The pool is participating in the Note and Float program. All children will have to demonstrate their swimming abilities in order to have access to certain areas of the pool.
Those who can swim a full length of the pool will be given green wristbands and will have access to the whole facility.
"The green means they can be in the deep water and use the slide and the rock wall," Pool Manager Jayda Haight said.
Youngsters who are tall enough to stand up safely in the four-foot section of the pool but cannot swim a full length will be given yellow wristbands and restricted to that area.
Non-swimmers will be issued red wristbands and will have to stay in the most shallow area of the pool.

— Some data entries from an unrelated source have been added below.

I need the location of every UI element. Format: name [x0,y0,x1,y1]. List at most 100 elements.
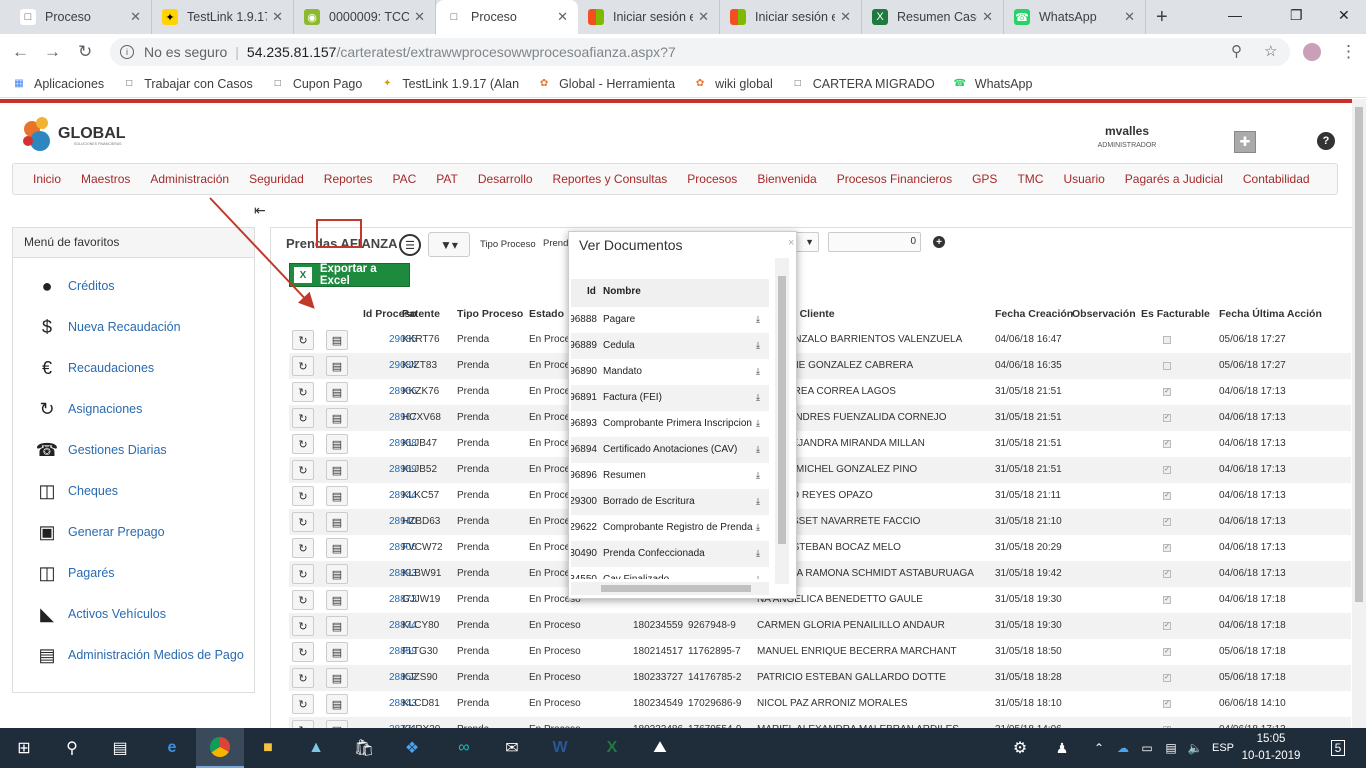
column-header[interactable]: Estado [529,301,564,327]
browser-tab[interactable]: ◉ 0000009: TCC- ✕ [294,0,436,34]
refresh-row-button[interactable]: ↻ [292,694,314,714]
view-documents-button[interactable]: ▤ [326,642,348,662]
view-documents-button[interactable]: ▤ [326,356,348,376]
battery-icon[interactable]: ▭ [1136,728,1158,768]
menu-item[interactable]: Bienvenida [757,172,816,186]
bookmark-item[interactable]: □ CARTERA MIGRADO [791,77,935,91]
refresh-row-button[interactable]: ↻ [292,668,314,688]
facturable-checkbox[interactable]: ✓ [1163,466,1171,474]
bookmark-item[interactable]: ▦ Aplicaciones [12,77,104,91]
maximize-icon[interactable]: ❐ [1290,7,1303,24]
menu-item[interactable]: Procesos Financieros [837,172,952,186]
user-settings-button[interactable]: ✚ [1234,131,1256,153]
download-icon[interactable]: ⤓ [756,574,760,579]
menu-item[interactable]: PAT [436,172,458,186]
facturable-checkbox[interactable] [1163,362,1171,370]
page-scrollbar-thumb[interactable] [1355,107,1363,602]
view-documents-button[interactable]: ▤ [326,616,348,636]
download-icon[interactable]: ⤓ [756,548,760,559]
browser-tab[interactable]: ☎ WhatsApp ✕ [1004,0,1146,34]
bookmark-star-icon[interactable]: ☆ [1264,42,1277,60]
chrome-icon[interactable] [196,728,244,768]
browser-tab[interactable]: □ Proceso ✕ [436,0,578,34]
menu-item[interactable]: Reportes y Consultas [553,172,668,186]
close-tab-icon[interactable]: ✕ [557,9,568,25]
menu-item[interactable]: Maestros [81,172,130,186]
close-tab-icon[interactable]: ✕ [982,9,993,25]
menu-item[interactable]: GPS [972,172,997,186]
download-icon[interactable]: ⤓ [756,366,760,377]
download-icon[interactable]: ⤓ [756,470,760,481]
close-window-icon[interactable]: ✕ [1338,7,1350,24]
view-documents-button[interactable]: ▤ [326,330,348,350]
facturable-checkbox[interactable]: ✓ [1163,674,1171,682]
favorite-item[interactable]: ↻ Asignaciones [33,395,142,423]
url-input[interactable]: i No es seguro | 54.235.81.157/carterate… [110,38,1290,66]
refresh-row-button[interactable]: ↻ [292,512,314,532]
close-tab-icon[interactable]: ✕ [1124,9,1135,25]
favorite-item[interactable]: ▤ Administración Medios de Pago [33,641,243,669]
column-header[interactable]: Observación [1072,301,1136,327]
download-icon[interactable]: ⤓ [756,418,760,429]
forward-icon[interactable]: → [44,42,61,62]
language-indicator[interactable]: ESP [1206,728,1240,768]
column-header[interactable]: Tipo Proceso [457,301,523,327]
bookmark-item[interactable]: ✿ wiki global [693,77,773,91]
notifications-icon[interactable]: 5 [1318,728,1358,768]
store-icon[interactable]: 🛍 [340,728,388,768]
onedrive-icon[interactable]: ☁ [1112,728,1134,768]
download-icon[interactable]: ⤓ [756,522,760,533]
dialog-horizontal-scrollbar[interactable] [571,582,769,595]
bookmark-item[interactable]: ✦ TestLink 1.9.17 (Alan [380,77,519,91]
favorite-item[interactable]: ◫ Pagarés [33,559,114,587]
close-tab-icon[interactable]: ✕ [840,9,851,25]
download-icon[interactable]: ⤓ [756,444,760,455]
refresh-row-button[interactable]: ↻ [292,330,314,350]
view-documents-button[interactable]: ▤ [326,538,348,558]
download-icon[interactable]: ⤓ [756,314,760,325]
numeric-filter-input[interactable]: 0 [828,232,921,252]
favorite-item[interactable]: ☎ Gestiones Diarias [33,436,167,464]
arduino-icon[interactable]: ∞ [440,728,488,768]
facturable-checkbox[interactable]: ✓ [1163,518,1171,526]
close-tab-icon[interactable]: ✕ [414,9,425,25]
view-documents-button[interactable]: ▤ [326,460,348,480]
refresh-row-button[interactable]: ↻ [292,356,314,376]
edge-icon[interactable]: e [148,728,196,768]
bookmark-item[interactable]: ✿ Global - Herramienta [537,77,675,91]
facturable-checkbox[interactable]: ✓ [1163,440,1171,448]
search-icon[interactable]: ⚲ [48,728,96,768]
global-logo[interactable]: GLOBAL SOLUCIONES FINANCIERAS [16,111,156,159]
facturable-checkbox[interactable]: ✓ [1163,700,1171,708]
view-documents-button[interactable]: ▤ [326,590,348,610]
menu-item[interactable]: Seguridad [249,172,304,186]
minimize-icon[interactable]: — [1228,7,1242,23]
photos-icon[interactable]: ⛰ [636,728,684,768]
word-icon[interactable]: W [536,728,584,768]
download-icon[interactable]: ⤓ [756,340,760,351]
favorite-item[interactable]: ● Créditos [33,272,115,300]
volume-icon[interactable]: 🔈 [1184,728,1206,768]
menu-item[interactable]: Desarrollo [478,172,533,186]
dialog-hscroll-thumb[interactable] [601,585,751,592]
refresh-row-button[interactable]: ↻ [292,616,314,636]
bookmark-item[interactable]: □ Cupon Pago [271,77,363,91]
refresh-row-button[interactable]: ↻ [292,642,314,662]
view-documents-button[interactable]: ▤ [326,694,348,714]
view-documents-button[interactable]: ▤ [326,382,348,402]
facturable-checkbox[interactable]: ✓ [1163,544,1171,552]
facturable-checkbox[interactable]: ✓ [1163,388,1171,396]
file-explorer-icon[interactable]: ■ [244,728,292,768]
favorite-item[interactable]: ◫ Cheques [33,477,118,505]
facturable-checkbox[interactable]: ✓ [1163,622,1171,630]
favorite-item[interactable]: ▣ Generar Prepago [33,518,164,546]
menu-item[interactable]: Inicio [33,172,61,186]
facturable-checkbox[interactable]: ✓ [1163,570,1171,578]
app-icon[interactable]: ▲ [292,728,340,768]
mail-icon[interactable]: ✉ [488,728,536,768]
filter-button[interactable]: ▼▾ [428,232,470,257]
menu-item[interactable]: Reportes [324,172,373,186]
menu-item[interactable]: Pagarés a Judicial [1125,172,1223,186]
menu-item[interactable]: PAC [393,172,417,186]
refresh-row-button[interactable]: ↻ [292,538,314,558]
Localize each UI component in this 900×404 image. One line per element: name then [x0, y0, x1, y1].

Pool events this season will include the annual Luau on Thursday, June 20, a movie night with "Finding Nemo" starting at about 9 p.m. Thursday, June 13, and the pool's second venture into the World's Largest Swimming Lesson from 10 to 11:30 a.m. Tuesday, June 18.
The pool will be open from 1 to 5 and 6:30 to 8:30 p.m. Mondays through Thursdays and from 1 to 6 p.m. on Fridays, Saturdays, and Sundays through Aug. 17. The annual Doggie Dip will be held on Saturday, Aug. 24.
The Pool Days for the students were sponsored by Friends of Brokenstraw Valley Swimming Pool and Youngsville Borough.
The Friends is in its third year of a three-year plan to provide financial support to keep the facility open and operating.
According to Bill Slocum, the organization plans to keep working. "I'm convinced this is one of the best assets this community has," he said. "We're one of the few communities our size that is able to do this. We're an exceptional community and we're able to do this."
"You probably can't count the number of kids that have learned to swim here," he said. "We're going to continue to do what we can to keep it open."